Philippe Léna - Os cenários são um pouco diferentes se considerar o extrativismo no seu sentido restrito (extração de recursos não renováveis) ou no sentido mais geral que se impõe hoje e que inclui recursos (teoricamente) renováveis. No primeiro caso se trata de recursos minerais ou de recursos energéticos fósseis (carvão, petróleo e gás) convencionais ou de fontes não convencionais, como xisto, areias betuminosas e off shore profundo. A não ser para alguns metais raros (e usados nas tecnologias de ponta), não existe limitação quantitativa no curto prazo, porém existem dois tipos de limites: um é o impacto socioambiental, outro é a relação entre o custo de exploração e um preço economicamente viável (EROI [sigla em inglês para retorno energético sobre o investimento] no que diz respeito ao setor energético). Os dois podem se tornar insuportáveis a curto prazo. Assim a exploração de petróleo pode consumir rapidamente o “orçamento” de emissões aceitável até chegar ao patamar de zero emissões líquido em torno de 2050 (vale notar que esse “orçamento” é constantemente reavaliado para baixo).
No segundo caso se trata da superexploração de lençóis freáticos, da agricultura industrial que empobrece os solos e da exploração de recursos naturais além da sua capacidade de regeneração. De modo geral, com o aumento da demanda global e o caráter finito dos recursos (em termos relativos ou absolutos), podemos prever um acirramento dos conflitos violentos e um desrespeito crescente aos direitos das populações tradicionais e à proteção do meio ambiente. Esse processo está em curso e está aumentando (ver o livro de Anna Bednik: Extractivisme) mesmo que tenha sofrido um certo desaquecimento por causa da diminuição da demanda da China.

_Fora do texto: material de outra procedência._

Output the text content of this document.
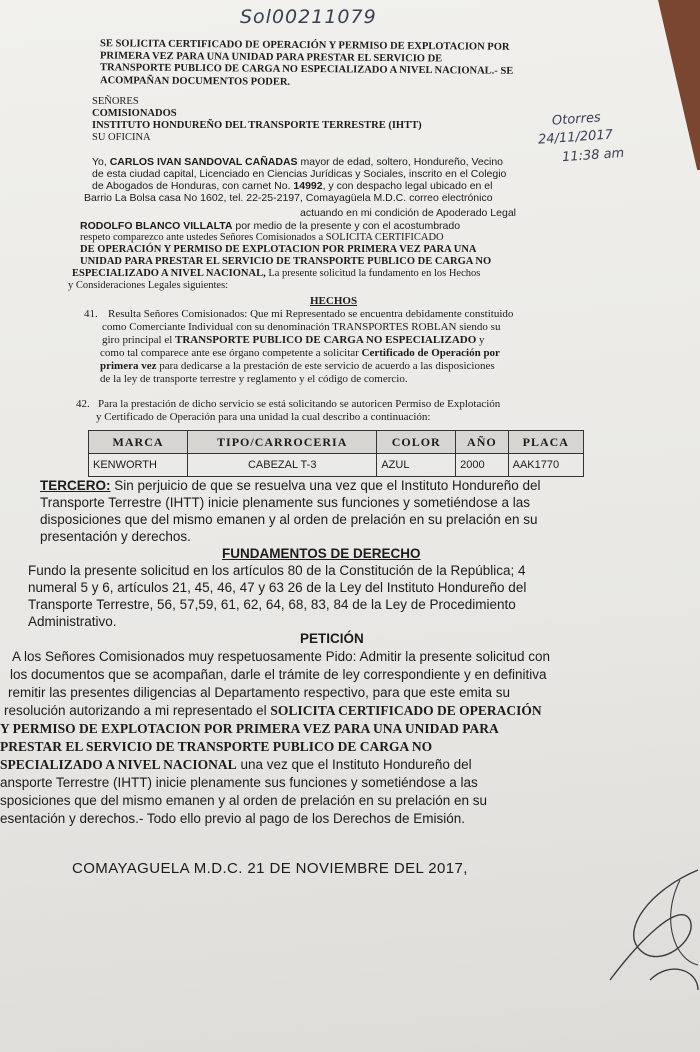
Sol00211079
SE SOLICITA CERTIFICADO DE OPERACIÓN Y PERMISO DE EXPLOTACION POR
PRIMERA VEZ PARA UNA UNIDAD PARA PRESTAR EL SERVICIO DE
TRANSPORTE PUBLICO DE CARGA NO ESPECIALIZADO A NIVEL NACIONAL.- SE
ACOMPAÑAN DOCUMENTOS PODER.
SEÑORES
COMISIONADOS
INSTITUTO HONDUREÑO DEL TRANSPORTE TERRESTRE (IHTT)
SU OFICINA
Otorres
24/11/2017
11:38 am
Yo, CARLOS IVAN SANDOVAL CAÑADAS mayor de edad, soltero, Hondureño, Vecino
de esta ciudad capital, Licenciado en Ciencias Jurídicas y Sociales, inscrito en el Colegio
de Abogados de Honduras, con carnet No. 14992, y con despacho legal ubicado en el
Barrio La Bolsa casa No 1602, tel. 22-25-2197, Comayagüela M.D.C. correo electrónico
actuando en mi condición de Apoderado Legal
RODOLFO BLANCO VILLALTA por medio de la presente y con el acostumbrado
respeto comparezco ante ustedes Señores Comisionados a SOLICITA CERTIFICADO
DE OPERACIÓN Y PERMISO DE EXPLOTACION POR PRIMERA VEZ PARA UNA
UNIDAD PARA PRESTAR EL SERVICIO DE TRANSPORTE PUBLICO DE CARGA NO
ESPECIALIZADO A NIVEL NACIONAL, La presente solicitud la fundamento en los Hechos
y Consideraciones Legales siguientes:
HECHOS
41. Resulta Señores Comisionados: Que mi Representado se encuentra debidamente constituido
como Comerciante Individual con su denominación TRANSPORTES ROBLAN siendo su
giro principal el TRANSPORTE PUBLICO DE CARGA NO ESPECIALIZADO y
como tal comparece ante ese órgano competente a solicitar Certificado de Operación por
primera vez para dedicarse a la prestación de este servicio de acuerdo a las disposiciones
de la ley de transporte terrestre y reglamento y el código de comercio.
42. Para la prestación de dicho servicio se está solicitando se autoricen Permiso de Explotación
y Certificado de Operación para una unidad la cual describo a continuación:
MARCA	TIPO/CARROCERIA	COLOR	AÑO	PLACA
KENWORTH	CABEZAL T-3	AZUL	2000	AAK1770
TERCERO: Sin perjuicio de que se resuelva una vez que el Instituto Hondureño del
Transporte Terrestre (IHTT) inicie plenamente sus funciones y sometiéndose a las
disposiciones que del mismo emanen y al orden de prelación en su prelación en su
presentación y derechos.
FUNDAMENTOS DE DERECHO
Fundo la presente solicitud en los artículos 80 de la Constitución de la República; 4
numeral 5 y 6, artículos 21, 45, 46, 47 y 63 26 de la Ley del Instituto Hondureño del
Transporte Terrestre, 56, 57,59, 61, 62, 64, 68, 83, 84 de la Ley de Procedimiento
Administrativo.
PETICIÓN
A los Señores Comisionados muy respetuosamente Pido: Admitir la presente solicitud con
los documentos que se acompañan, darle el trámite de ley correspondiente y en definitiva
remitir las presentes diligencias al Departamento respectivo, para que este emita su
resolución autorizando a mi representado el SOLICITA CERTIFICADO DE OPERACIÓN
Y PERMISO DE EXPLOTACION POR PRIMERA VEZ PARA UNA UNIDAD PARA
PRESTAR EL SERVICIO DE TRANSPORTE PUBLICO DE CARGA NO
SPECIALIZADO A NIVEL NACIONAL una vez que el Instituto Hondureño del
ansporte Terrestre (IHTT) inicie plenamente sus funciones y sometiéndose a las
sposiciones que del mismo emanen y al orden de prelación en su prelación en su
esentación y derechos.- Todo ello previo al pago de los Derechos de Emisión.
COMAYAGUELA M.D.C. 21 DE NOVIEMBRE DEL 2017,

Um relatório recente de peritos da ONU alerta sobre o caráter finito de um recurso que nos parecia perene ou renovável: o solo. Seu ritmo de regeneração (que exige a manutenção de cobertura vegetal) é muito lento e a agricultura industrial o esgota muito mais rapidamente. No nível global só teríamos 60 anos de colheita no ritmo atual (isso sem contar com outros fatores, tais como a artificialização do espaço, a poluição etc.). O relatório aconselha adotar com urgência as práticas da agroecologia (como o fez, aliás, um relatório anterior da FAO). Sabemos também que o desflorestamento das regiões tropicais por causa da expansão da criação de gado, caso da Amazônia, ou da cultura da palmeira africana (Elaeis guineensis ou “dendê”) no sudeste asiático, tem seu equivalente nas florestas boreais que desaparecem a um ritmo ainda mais rápido, transformadas em combustível para projetos industriais ou utilizadas para a fabricação de papel. O tamanho da demanda leva à destruição desses preciosos ecossistemas, e só pode aumentar. A pressão exercida por associações, ONGs e órgãos internacionais pode frear levemente essa dinâmica (boicote, denúncias, levando à adoção de práticas menos danosas), mas não pode lutar contra a lógica de mercado que leva à expansão espacial contínua da exploração, à procura pela diminuição dos custos (predação) no intuito de rentabilizar o capital aplicado num contexto de concorrência desenfreada. Na ausência de uma mudança profunda, civilizatória, a tendência é de avançar cada vez mais rapidamente no caminho do colapso.
IHU On-Line - Alguns têm defendido um decrescimento “demoeconômico”. O que isso significa na prática? Em que aspectos essa ideia se contrapõe à nossa realidade atual?
Philippe Léna - Embora represente uma simplificação extrema (que não leva em conta a poluição química e radioativa, ou o colapso em curso dos oceanos, por exemplo), a divulgação da pegada ecológica da humanidade teve um papel importante na tomada de consciência do tamanho do problema. Dito de forma brutal, estamos “consumindo” 1,6 planetas. Isto é, o nível atual de consumo já é insustentável. Digamos que 1,5 bilhão de pessoas sejam responsáveis por 80% desse consumo, a maior parte dos 6 bilhões restantes tem como objetivo legítimo consumir da mesma forma que a classe média dos países industrializados. Isso sem falar dos 2,5 bilhões de novos terráqueos por vir até 2050 (isto é, amanhã). Nos moldes atuais, isso é simplesmente impossível.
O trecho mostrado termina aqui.